The Power and the Passion to Provide Hope!
USERL works with Animal Control agencies, and local and state law enforcement to assist in the investigation as well as provide shelter and care for horses they have seized as part of an animal cruelty and neglect cases. There is a great deal of information on the internet about identifying animal cruelty, state and federal laws protecting animals, and how to report it to your local law enforcement. Information listed below outlines basic information about neglect, and physical characteristics you can identify if you witness an equine that is suffering because of neglect or abuse.
If you need to report a case of suspected neglect or abuse, please contact your local law enforcement: Local and state police are able to enforce animal cruelty laws in your state. USERL provides additional information and a way to report neglect online.
Please review the USERL "Report Abuse/Neglect information".

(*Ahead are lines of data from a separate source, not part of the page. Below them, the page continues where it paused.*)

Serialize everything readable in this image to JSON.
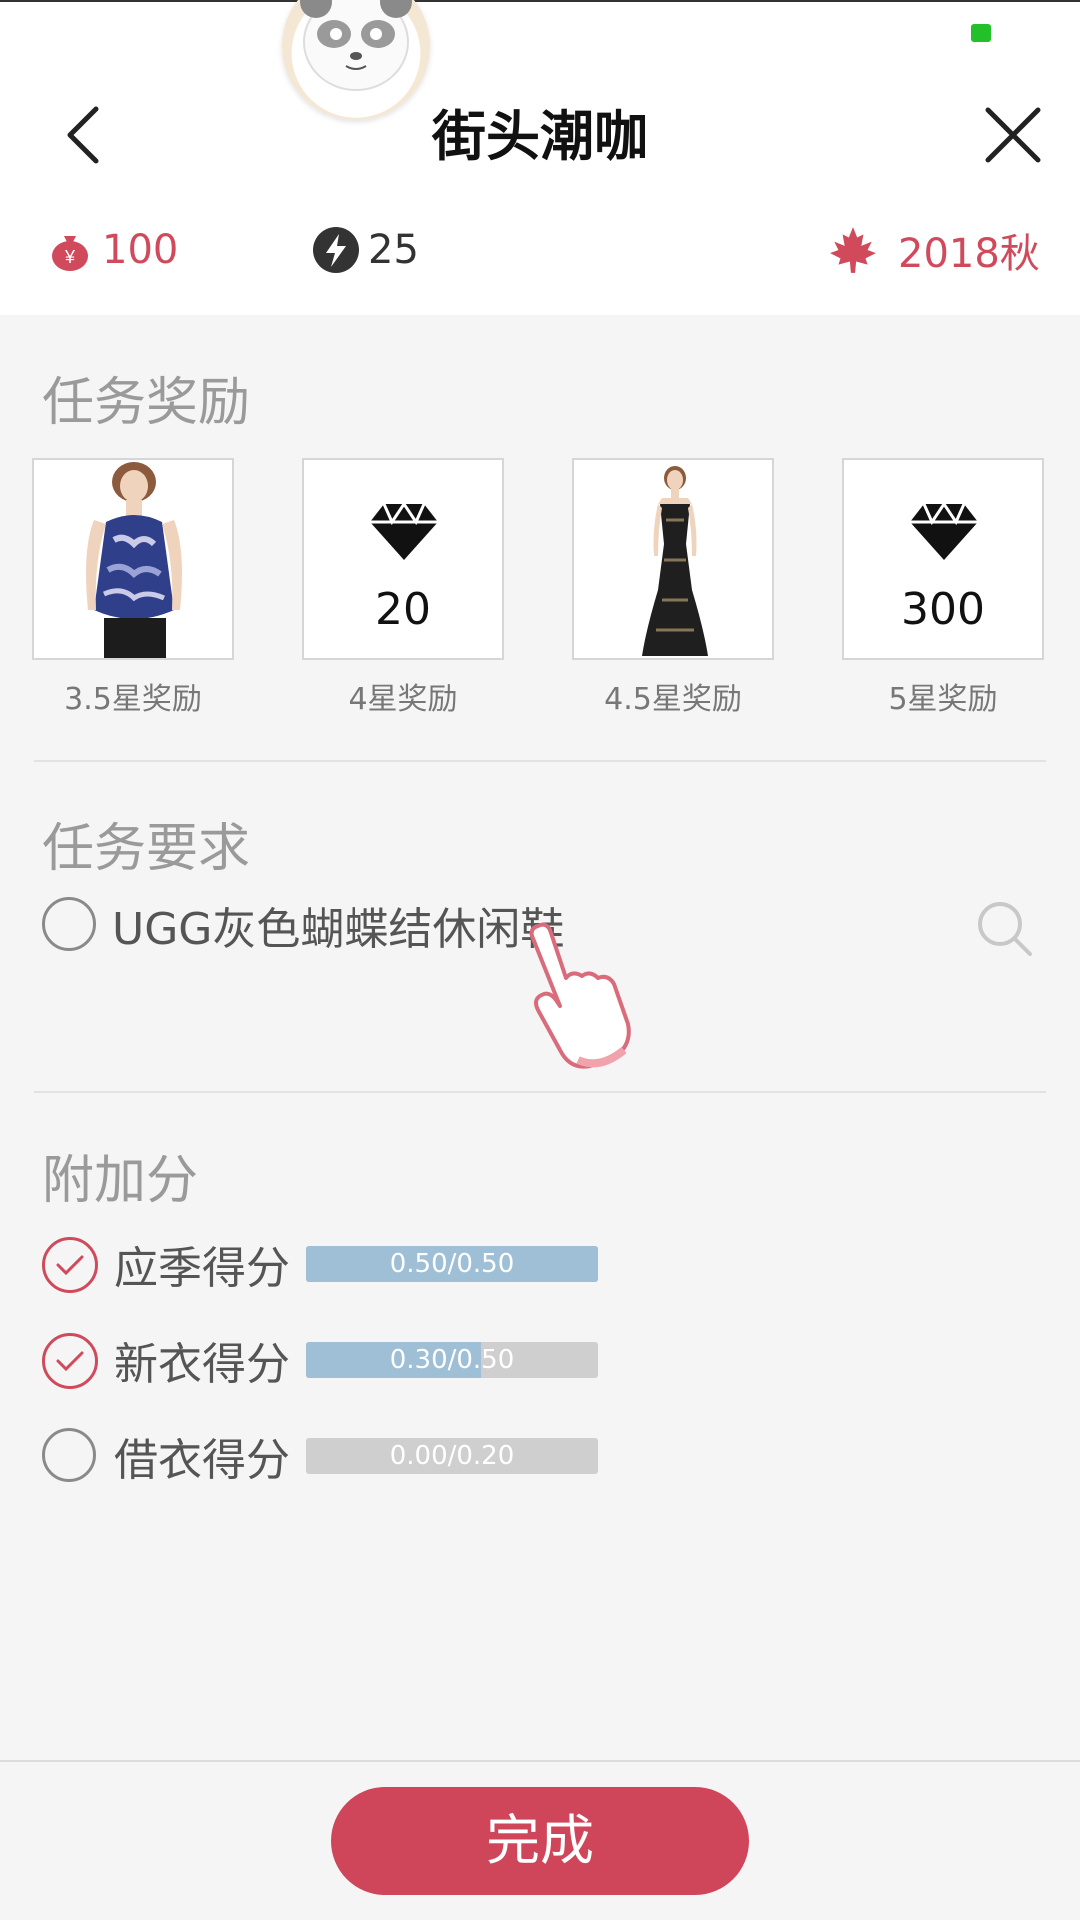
{
  "header": {
    "title": "街头潮咖",
    "back_icon": "chevron-left-icon",
    "close_icon": "close-icon",
    "avatar": "panda-avatar"
  },
  "stats": {
    "money": {
      "icon": "money-bag-icon",
      "value": "100"
    },
    "energy": {
      "icon": "lightning-icon",
      "value": "25"
    },
    "season": {
      "icon": "maple-leaf-icon",
      "value": "2018秋"
    }
  },
  "rewards": {
    "title": "任务奖励",
    "items": [
      {
        "type": "clothing",
        "image": "blue-halter-top",
        "label": "3.5星奖励"
      },
      {
        "type": "diamond",
        "icon": "diamond-icon",
        "amount": "20",
        "label": "4星奖励"
      },
      {
        "type": "clothing",
        "image": "black-sequin-gown",
        "label": "4.5星奖励"
      },
      {
        "type": "diamond",
        "icon": "diamond-icon",
        "amount": "300",
        "label": "5星奖励"
      }
    ]
  },
  "requirements": {
    "title": "任务要求",
    "items": [
      {
        "text": "UGG灰色蝴蝶结休闲鞋",
        "checked": false,
        "action_icon": "search-icon"
      }
    ]
  },
  "bonus": {
    "title": "附加分",
    "items": [
      {
        "label": "应季得分",
        "score": "0.50/0.50",
        "progress": 1.0,
        "checked": true
      },
      {
        "label": "新衣得分",
        "score": "0.30/0.50",
        "progress": 0.6,
        "checked": true
      },
      {
        "label": "借衣得分",
        "score": "0.00/0.20",
        "progress": 0.0,
        "checked": false
      }
    ]
  },
  "footer": {
    "done_label": "完成"
  },
  "colors": {
    "accent": "#cf4559",
    "progress": "#9fbfd6",
    "status": "#22c12a"
  }
}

ASPCA —The American Society for the Prevention of Cruelty to Animals
The Humane Society of the United States
Investigation Information: firstname.lastname@example.org
What is Neglect? Neglect is defined as failure to provide sustenance and care sufficient to maintain an equine’s good health. This includes food, water, shelter, veterinary and farrier care.
Poor body weight: A chart is provided that outlines levels of horse body condition. Open Henneke Chart
Poor Hair Coat: a long, dead haircoat reflects poor nutrition and/or internal/external parasites.
Dehydration: Pinch the skin over the shoulder blade. If it takes more than two seconds to return to normal, the horse is dehydrated.
Other signs of dehydration include: dry gums, sunken eye sockets.
Shelter: Inspect the area. A horse should have at least a stand of trees to provide shade in summer and block the cold winds in winter. USERL recommends a three sided-shelter and/or blanketing in winter and/or availability of stable/barn for inclement weather.
Veterinary Care: Equines need regular veterinary care to ensure their health. If a horse has signs of disease or injury that are not being attended to by a veterinarian, it may be considered a case of neglect.
De-worming: De-worming is essential for horses’ health. Signs a horse is not receiving de-worming medication includes abdominal bloating, rub marks on tail and points of buttocks, poor body weight and poor hair coat.
Farrier Care: Equine hooves need to be cared for and maintained on a regular basis. If not, they will eventually experience difficulty walking, or more serious hoof abnormalities. Inspect feet for condition, length and presence of thrush. If they appear to be too long, cracked, infected or the horse appears lame, it may be considered a case of neglect.